Im Stubaital wird eine neue Welt geboren

Von Denise Daum...

Mutter Erde und ihr Sohn stemmen sich im Stubai gegen den Untergang des Planeten – in einem multimedialen Open-Air-Spektakel.
© Atzgerei/Schönhardt

Von Denise Daum

Neustift –Im Sommer gaben sich die Fernsehteams für Dreharbeiten jeglicher Art im Stubai die Klinke in die Hand. Die Kulisse des Tals ist aber nicht nur film-, sondern auch theaterreif. Im Februar 2017 wird im Neustifter Ortsteil Milders erstmals ein Open-Air-Schauspiel über die Natur-Bühne gehen. Unter dem Titel „Gaia – Stubai Mutter Erde“ wird ein Spektakel aus Ski, Ballett, Musik und Multimedia-Elementen inszeniert.
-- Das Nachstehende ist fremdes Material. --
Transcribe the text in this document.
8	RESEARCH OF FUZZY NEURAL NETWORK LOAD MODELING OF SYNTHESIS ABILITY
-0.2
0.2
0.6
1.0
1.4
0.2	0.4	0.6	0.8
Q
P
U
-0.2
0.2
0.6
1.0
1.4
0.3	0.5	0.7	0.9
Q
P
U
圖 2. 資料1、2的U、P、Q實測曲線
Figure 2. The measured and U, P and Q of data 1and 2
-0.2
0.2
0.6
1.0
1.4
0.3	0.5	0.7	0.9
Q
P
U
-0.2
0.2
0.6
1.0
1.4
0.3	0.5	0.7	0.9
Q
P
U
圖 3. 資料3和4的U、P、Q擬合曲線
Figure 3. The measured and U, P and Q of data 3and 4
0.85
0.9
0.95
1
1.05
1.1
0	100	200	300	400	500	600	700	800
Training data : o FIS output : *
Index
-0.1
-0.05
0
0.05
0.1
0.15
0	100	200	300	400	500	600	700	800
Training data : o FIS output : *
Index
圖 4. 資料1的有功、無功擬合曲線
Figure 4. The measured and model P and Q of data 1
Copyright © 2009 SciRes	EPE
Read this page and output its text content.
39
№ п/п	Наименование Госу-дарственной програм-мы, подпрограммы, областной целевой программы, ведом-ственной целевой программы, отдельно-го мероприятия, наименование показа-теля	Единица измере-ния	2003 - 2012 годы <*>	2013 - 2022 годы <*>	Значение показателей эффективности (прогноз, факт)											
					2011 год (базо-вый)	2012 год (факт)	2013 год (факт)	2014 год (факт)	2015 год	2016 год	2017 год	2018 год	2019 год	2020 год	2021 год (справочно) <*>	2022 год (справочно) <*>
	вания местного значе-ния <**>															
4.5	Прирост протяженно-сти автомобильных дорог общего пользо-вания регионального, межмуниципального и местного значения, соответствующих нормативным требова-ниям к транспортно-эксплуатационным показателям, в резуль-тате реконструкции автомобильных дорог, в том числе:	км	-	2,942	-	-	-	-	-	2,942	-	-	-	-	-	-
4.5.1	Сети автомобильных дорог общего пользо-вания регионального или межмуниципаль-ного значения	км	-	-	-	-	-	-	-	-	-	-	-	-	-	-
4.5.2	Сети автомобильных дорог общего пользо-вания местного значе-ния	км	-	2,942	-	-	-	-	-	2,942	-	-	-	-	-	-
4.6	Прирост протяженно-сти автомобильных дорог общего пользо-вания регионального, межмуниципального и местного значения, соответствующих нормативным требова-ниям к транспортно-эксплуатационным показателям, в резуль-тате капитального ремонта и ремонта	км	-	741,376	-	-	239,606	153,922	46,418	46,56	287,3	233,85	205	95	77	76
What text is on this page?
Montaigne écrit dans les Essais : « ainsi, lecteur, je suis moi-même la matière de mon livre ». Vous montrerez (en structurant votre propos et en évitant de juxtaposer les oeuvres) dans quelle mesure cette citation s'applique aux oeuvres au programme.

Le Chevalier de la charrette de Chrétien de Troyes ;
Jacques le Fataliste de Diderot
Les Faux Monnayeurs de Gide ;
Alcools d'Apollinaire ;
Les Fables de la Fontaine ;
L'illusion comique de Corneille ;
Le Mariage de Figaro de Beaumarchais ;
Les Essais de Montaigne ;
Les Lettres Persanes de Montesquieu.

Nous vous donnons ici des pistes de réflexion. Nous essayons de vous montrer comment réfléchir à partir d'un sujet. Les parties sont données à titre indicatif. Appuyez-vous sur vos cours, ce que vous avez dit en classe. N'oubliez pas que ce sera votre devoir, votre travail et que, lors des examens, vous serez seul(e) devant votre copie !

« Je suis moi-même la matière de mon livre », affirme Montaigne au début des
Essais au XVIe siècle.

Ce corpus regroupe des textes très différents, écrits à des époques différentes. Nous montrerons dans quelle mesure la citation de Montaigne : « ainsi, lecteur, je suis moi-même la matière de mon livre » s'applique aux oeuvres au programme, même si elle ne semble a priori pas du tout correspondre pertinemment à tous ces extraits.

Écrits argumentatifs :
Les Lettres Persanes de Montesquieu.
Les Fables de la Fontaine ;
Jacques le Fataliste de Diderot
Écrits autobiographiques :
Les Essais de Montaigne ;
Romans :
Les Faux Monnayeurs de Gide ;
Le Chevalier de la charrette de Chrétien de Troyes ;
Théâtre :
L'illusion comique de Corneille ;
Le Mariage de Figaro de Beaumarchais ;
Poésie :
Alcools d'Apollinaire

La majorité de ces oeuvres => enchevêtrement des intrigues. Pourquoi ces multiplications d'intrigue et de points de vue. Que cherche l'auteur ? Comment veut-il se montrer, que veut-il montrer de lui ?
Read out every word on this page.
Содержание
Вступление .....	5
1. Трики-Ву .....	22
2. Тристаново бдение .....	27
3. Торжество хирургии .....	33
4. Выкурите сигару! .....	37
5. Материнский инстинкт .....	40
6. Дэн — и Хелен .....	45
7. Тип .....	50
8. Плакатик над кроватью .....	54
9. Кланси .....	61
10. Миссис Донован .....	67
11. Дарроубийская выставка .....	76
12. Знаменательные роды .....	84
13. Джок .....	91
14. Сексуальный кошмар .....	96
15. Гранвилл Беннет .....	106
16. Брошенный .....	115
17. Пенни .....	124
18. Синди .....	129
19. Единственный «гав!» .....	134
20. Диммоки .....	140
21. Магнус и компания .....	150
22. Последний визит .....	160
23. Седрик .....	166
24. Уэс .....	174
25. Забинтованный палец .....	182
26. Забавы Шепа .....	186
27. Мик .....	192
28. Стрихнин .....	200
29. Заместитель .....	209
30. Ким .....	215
TVB-Stubai-Geschäftsführer Roland Volderauer spricht von einer „weltweit einzigartigen“ Veranstaltung. Für Inhalt und Choreographie zeichnet Enrique Gasa Valga, Leiter der Tanzcompany am Landestheater, verantwortlich. Für den Tänzer ist der Reiz an diesem Projekt, dass „das noch niemand gemacht hat“. In „Gaia“ dreht sich alles um Mutter Erde, die im Stubaital der Urbanisierung und Schnelligkeit entflieht und mit ihrem Sohn gegen den Untergang unseres Planeten ankämpft. Im Stubai wird schließlich die Welt neu geboren. So viel sei zum Inhalt der Ski-Tanz-Performance verraten. Während die Tänzer aus dem internationalen Umfeld von Gasa Valga kommen, stammen die Skifahrer – wie sollte es anders sein – aus dem Tal selbst.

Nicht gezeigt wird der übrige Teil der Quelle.